Produtores de Mato Grosso protestam hoje contra novas áreas indígenas
14 de junho de 2013

Produtores rurais de Mato Grosso também protestam, hoje, contras novas áreas indígenas, na BR-364, na saída de Cuiabá para Rondonópolis. A mobilização, liderada no Estado pela federação da agricultura (Famato) começa daqui a pouco, às 9h e vai até às 14h. Caravanas do Nortão, como das cidades de Sorriso, Sinop, Vera, União do Sul e Feliz Natal já começam chegar ao movimento. Lideranças políticas devem estar no manifesto. O deputado Nilson Leitão, presidente da sub comissão na Câmara dos Deputados que trata da criação de áreas indígenas, também vai participar.

O presidente do Sindicato Rural de Sorriso, Laércio Lenz, afirmou ao Só Notícias que a intenção com a mobilização “é levar ao conhecimento da opinião pública a real situação das demarcações.  Novas áreas prejudicam e muito a agricultura. Espaços consolidados estão sendo entregues aos índios. É uma vergonha, uma farra da Funai (Fundação Nacional do Índio). Tecnicamente eles deveriam ficar com florestas, no entanto, querem áreas abertas, próximos a pedágios, com arrendamento”.

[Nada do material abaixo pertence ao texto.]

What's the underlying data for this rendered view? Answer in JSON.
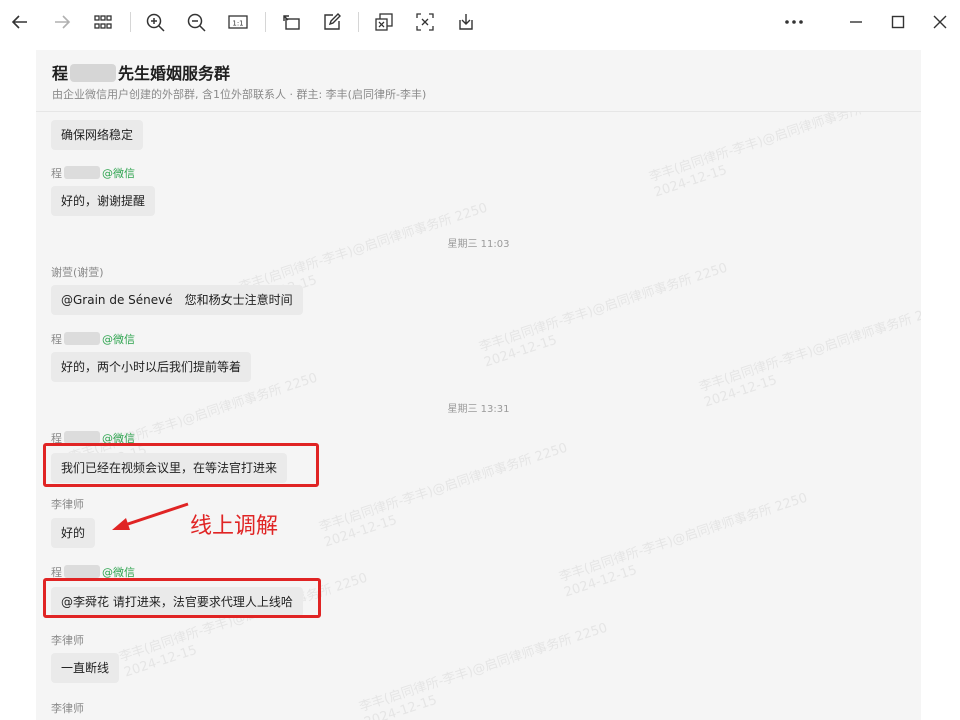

O ato, que também em acontece em mais 6 Estados é de iniciativa da Frente Parlamentar da Agropecuária (FPA), das Federações de Agricultura dos Estados e de outras entidades do setor rural contra a  atual política indigenista adotada pelo Governo Federal.

Conforme a frente, o protesto tem como objetivo sensibilizar governos federal e estaduais,  além da sociedade civil, para a necessidade de devolver a paz no campo, a segurança jurídica ao setor e a importância da agropecuária na produção de alimentos para o Brasil e para o mundo.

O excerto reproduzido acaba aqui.